Say no to Islamophobia

Important new campaign launched in London.

Kafa, a new campaign against islamophobia, was launched at the Bishopsgate Institute in London on Friday 26 June. The meeting, attended by around 250 people, was organised by the Stop the War Coalition, the British Muslim Initiative and the Muslim Council of Britain. It was addressed by Seamus Milne, George Galloway MP, Daud Abdullah, Lowkey, Lindsey German and others.

Kafa is the Arabic word for ‘enough’, and the name signifies that the muslim community in Britain has had enough of the racism and repression to which it has been subjected in recent years.

The fundamentalist views, both actual and ostensible, of various muslim leaders are perpetually being waved in our faces by the mainstream press, ostensibly as proof that muslims are unwilling to integrate into British society. Much is made of various ‘terror plots’ (which invariably turn out to be imaginary). Yet the British public know next to nothing about the attacks on muslims that have become part of the daily existence of many people.

Did you know, for example, that there have been three separate firebomb attacks on mosques in Britain this year?
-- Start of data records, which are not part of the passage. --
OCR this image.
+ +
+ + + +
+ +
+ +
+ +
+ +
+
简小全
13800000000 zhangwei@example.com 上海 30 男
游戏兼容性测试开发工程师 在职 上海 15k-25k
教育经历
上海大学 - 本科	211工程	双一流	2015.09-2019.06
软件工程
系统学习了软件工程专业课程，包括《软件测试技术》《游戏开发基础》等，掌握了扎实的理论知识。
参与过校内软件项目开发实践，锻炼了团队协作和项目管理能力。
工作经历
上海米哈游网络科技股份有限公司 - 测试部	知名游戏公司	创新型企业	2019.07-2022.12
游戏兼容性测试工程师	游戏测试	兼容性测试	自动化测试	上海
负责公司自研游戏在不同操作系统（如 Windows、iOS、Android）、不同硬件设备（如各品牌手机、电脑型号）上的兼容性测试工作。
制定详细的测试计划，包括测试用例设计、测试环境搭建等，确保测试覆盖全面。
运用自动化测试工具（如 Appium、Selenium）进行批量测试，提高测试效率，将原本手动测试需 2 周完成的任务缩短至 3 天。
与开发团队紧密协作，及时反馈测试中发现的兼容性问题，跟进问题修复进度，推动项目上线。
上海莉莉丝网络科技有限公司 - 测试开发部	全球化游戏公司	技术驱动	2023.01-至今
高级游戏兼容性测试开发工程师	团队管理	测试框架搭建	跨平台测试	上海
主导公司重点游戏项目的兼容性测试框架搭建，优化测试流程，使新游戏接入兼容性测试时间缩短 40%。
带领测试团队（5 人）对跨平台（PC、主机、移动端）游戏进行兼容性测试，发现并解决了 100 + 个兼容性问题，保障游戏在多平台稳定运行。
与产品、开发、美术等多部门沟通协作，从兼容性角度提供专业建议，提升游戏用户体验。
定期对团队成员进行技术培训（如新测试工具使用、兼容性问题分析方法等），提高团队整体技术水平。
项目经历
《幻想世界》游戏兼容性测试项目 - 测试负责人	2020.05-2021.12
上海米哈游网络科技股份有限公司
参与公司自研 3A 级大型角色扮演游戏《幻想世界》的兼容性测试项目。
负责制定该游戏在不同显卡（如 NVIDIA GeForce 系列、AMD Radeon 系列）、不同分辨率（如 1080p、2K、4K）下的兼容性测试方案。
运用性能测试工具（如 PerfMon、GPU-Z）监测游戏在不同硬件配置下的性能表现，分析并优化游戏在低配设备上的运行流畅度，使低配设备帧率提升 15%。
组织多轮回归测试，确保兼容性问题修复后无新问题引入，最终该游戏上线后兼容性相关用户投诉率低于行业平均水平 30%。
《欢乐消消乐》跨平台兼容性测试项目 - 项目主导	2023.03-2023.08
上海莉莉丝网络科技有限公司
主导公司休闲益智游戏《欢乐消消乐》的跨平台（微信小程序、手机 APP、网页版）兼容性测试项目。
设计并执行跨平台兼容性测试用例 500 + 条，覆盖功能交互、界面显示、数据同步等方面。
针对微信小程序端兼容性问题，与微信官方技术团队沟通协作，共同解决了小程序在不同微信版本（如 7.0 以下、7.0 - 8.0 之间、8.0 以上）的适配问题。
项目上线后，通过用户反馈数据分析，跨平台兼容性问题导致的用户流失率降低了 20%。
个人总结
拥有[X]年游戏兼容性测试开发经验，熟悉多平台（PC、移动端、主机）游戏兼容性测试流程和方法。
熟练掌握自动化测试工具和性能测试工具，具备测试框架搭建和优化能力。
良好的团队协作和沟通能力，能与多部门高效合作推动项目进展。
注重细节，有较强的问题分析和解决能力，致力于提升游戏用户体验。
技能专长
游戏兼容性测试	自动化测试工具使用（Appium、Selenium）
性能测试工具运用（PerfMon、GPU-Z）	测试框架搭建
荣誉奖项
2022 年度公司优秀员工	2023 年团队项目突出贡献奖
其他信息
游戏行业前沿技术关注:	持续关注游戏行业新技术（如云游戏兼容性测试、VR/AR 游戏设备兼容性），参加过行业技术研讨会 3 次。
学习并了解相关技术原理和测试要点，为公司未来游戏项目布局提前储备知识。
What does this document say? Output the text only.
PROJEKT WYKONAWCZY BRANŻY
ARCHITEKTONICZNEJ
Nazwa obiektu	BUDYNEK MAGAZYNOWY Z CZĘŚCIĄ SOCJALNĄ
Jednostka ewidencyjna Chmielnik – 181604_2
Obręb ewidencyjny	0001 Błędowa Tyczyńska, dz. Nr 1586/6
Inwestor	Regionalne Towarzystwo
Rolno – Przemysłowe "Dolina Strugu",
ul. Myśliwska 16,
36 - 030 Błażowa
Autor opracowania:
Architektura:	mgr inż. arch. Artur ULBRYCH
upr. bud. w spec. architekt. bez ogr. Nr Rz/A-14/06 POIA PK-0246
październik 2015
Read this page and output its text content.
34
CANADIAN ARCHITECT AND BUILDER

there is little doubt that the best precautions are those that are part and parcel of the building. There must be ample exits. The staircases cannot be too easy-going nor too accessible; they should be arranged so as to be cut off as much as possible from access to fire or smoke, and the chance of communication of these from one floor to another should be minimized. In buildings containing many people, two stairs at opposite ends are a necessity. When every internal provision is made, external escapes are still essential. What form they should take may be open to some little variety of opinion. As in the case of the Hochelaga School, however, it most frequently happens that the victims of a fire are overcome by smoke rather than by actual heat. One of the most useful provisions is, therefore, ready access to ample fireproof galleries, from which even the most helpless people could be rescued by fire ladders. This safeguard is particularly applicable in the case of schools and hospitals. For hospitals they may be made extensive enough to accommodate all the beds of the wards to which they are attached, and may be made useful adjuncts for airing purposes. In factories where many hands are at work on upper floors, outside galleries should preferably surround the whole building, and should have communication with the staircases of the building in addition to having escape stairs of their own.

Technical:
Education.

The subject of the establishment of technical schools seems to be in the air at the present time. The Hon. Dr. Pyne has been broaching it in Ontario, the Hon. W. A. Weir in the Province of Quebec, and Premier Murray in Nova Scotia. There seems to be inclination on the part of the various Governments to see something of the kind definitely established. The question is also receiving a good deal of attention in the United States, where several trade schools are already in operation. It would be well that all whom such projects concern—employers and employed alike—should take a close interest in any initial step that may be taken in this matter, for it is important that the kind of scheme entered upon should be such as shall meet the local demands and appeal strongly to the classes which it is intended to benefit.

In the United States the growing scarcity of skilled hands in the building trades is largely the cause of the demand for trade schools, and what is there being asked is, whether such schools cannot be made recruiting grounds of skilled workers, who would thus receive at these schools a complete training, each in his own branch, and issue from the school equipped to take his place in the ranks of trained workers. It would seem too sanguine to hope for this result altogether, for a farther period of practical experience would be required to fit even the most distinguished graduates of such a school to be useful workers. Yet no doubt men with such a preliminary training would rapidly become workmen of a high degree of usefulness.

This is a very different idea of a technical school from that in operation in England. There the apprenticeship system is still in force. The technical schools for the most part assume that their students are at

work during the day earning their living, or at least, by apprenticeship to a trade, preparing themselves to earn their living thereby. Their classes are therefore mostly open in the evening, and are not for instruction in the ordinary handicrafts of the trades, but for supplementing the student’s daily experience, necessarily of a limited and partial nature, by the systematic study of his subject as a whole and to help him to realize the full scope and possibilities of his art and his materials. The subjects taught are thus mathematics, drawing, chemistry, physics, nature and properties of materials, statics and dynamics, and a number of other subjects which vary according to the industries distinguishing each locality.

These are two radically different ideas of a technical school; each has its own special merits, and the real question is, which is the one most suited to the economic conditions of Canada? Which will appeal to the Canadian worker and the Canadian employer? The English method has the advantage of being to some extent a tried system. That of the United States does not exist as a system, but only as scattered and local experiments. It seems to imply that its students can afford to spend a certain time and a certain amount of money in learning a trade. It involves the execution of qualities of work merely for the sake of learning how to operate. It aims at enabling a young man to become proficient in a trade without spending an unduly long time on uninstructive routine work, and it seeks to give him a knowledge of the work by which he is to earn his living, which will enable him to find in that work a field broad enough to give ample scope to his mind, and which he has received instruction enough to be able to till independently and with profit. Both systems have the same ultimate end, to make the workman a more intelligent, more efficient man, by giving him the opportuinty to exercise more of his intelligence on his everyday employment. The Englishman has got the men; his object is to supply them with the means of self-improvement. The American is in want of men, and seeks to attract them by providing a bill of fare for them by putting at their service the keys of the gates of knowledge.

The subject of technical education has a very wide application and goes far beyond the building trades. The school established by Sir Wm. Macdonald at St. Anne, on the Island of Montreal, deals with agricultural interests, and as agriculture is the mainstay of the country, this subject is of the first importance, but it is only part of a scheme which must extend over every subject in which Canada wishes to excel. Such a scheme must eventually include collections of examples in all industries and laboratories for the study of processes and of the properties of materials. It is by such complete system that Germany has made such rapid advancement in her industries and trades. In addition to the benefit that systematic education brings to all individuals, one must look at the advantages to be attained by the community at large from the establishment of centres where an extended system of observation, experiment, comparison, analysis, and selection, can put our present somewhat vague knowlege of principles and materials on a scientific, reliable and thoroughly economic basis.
Did you hear about the arson attack on the Greenwich Islamic Centre on 16 June that caused about £10,000-worth of damage? Or the early July arson attack on the home of a muslim community organiser, Noor Ramjanally, in Loughton, Essex? Or the recent torching of the Glasgow branch of Islamic Relief, a worldwide disaster relief charity which is currently raising money towards the Gaza Emergency Appeal? (For more details on these incidents, see islamophobia-watch.com or read Inayat Bunglawala’s articles in the Guardian )

Anti-imperialist and communist sentiments are increasingly being suppressed under EU legislation, but Nick Griffin, BNP leader and newly elected member of the European Parliament, doesn’t risk breaking the law when he says on the Channel 4 news that Islam is “a cancer eating away at our freedoms and our democracy and rights for our women and something needs to be done about it”. All sorts of religious and cultural quirks are tolerated in this country, but the Daily Express has launched a campaign to ‘Ban the Burqa in Britain’.

What reason can there be for such attacks other than to prejudice non-muslims against muslims? As Seamus Milne rightly pointed out at the Kafa launch meeting, the BNP and the Daily Express care not one jot about the rights of women (where were they in the fight for equal pay, for example?); the burqa has simply become a stick to beat muslims with. Milne noted that Lord Curzon in Egypt and the French colonisers in Algeria had attempted to inspire campaigns for ‘women’s rights’ in order to divide the Egyptian and Algerian resistance movements.

More subtle forms of islamophobia include the high-profile arrests of various innocent muslims under anti-terror legislation, and the aggressive policing of muslims on demonstrations and pickets (an example of which was the police handling of the pickets outside the Israeli Embassy in Kensington in January). Such actions by the state send a clear message to muslims that their participation in British politics is not welcome.

The fight against islamophobia, which is part of the more general fight against racism and political repression, is an important cause. We must make sure people are aware of the physical, political and psychological attacks that are being perpetrated against muslims, and we must also make sure people understand that this attack on muslims is an attack on the working class as a whole. and on all those sections of society that oppose imperialism.

Islamophobia, like all forms of racism, is used by the ruling class to divide oppressed people in order more easily to rule them. Furthermore, islamophobia, like all forms of racism, is used by the ruling class to provide some sort of ideological justification for vicious colonial wars (the wars in Iraq and Afghanistan being a case in point).

We must demonstrate to people that the fight against islamophobia is an essential part of the fight against capitalism, against racism, against war and against oppression.

We offer our support to Kafa/Enough and hope that it will grow into a large and thriving organisation.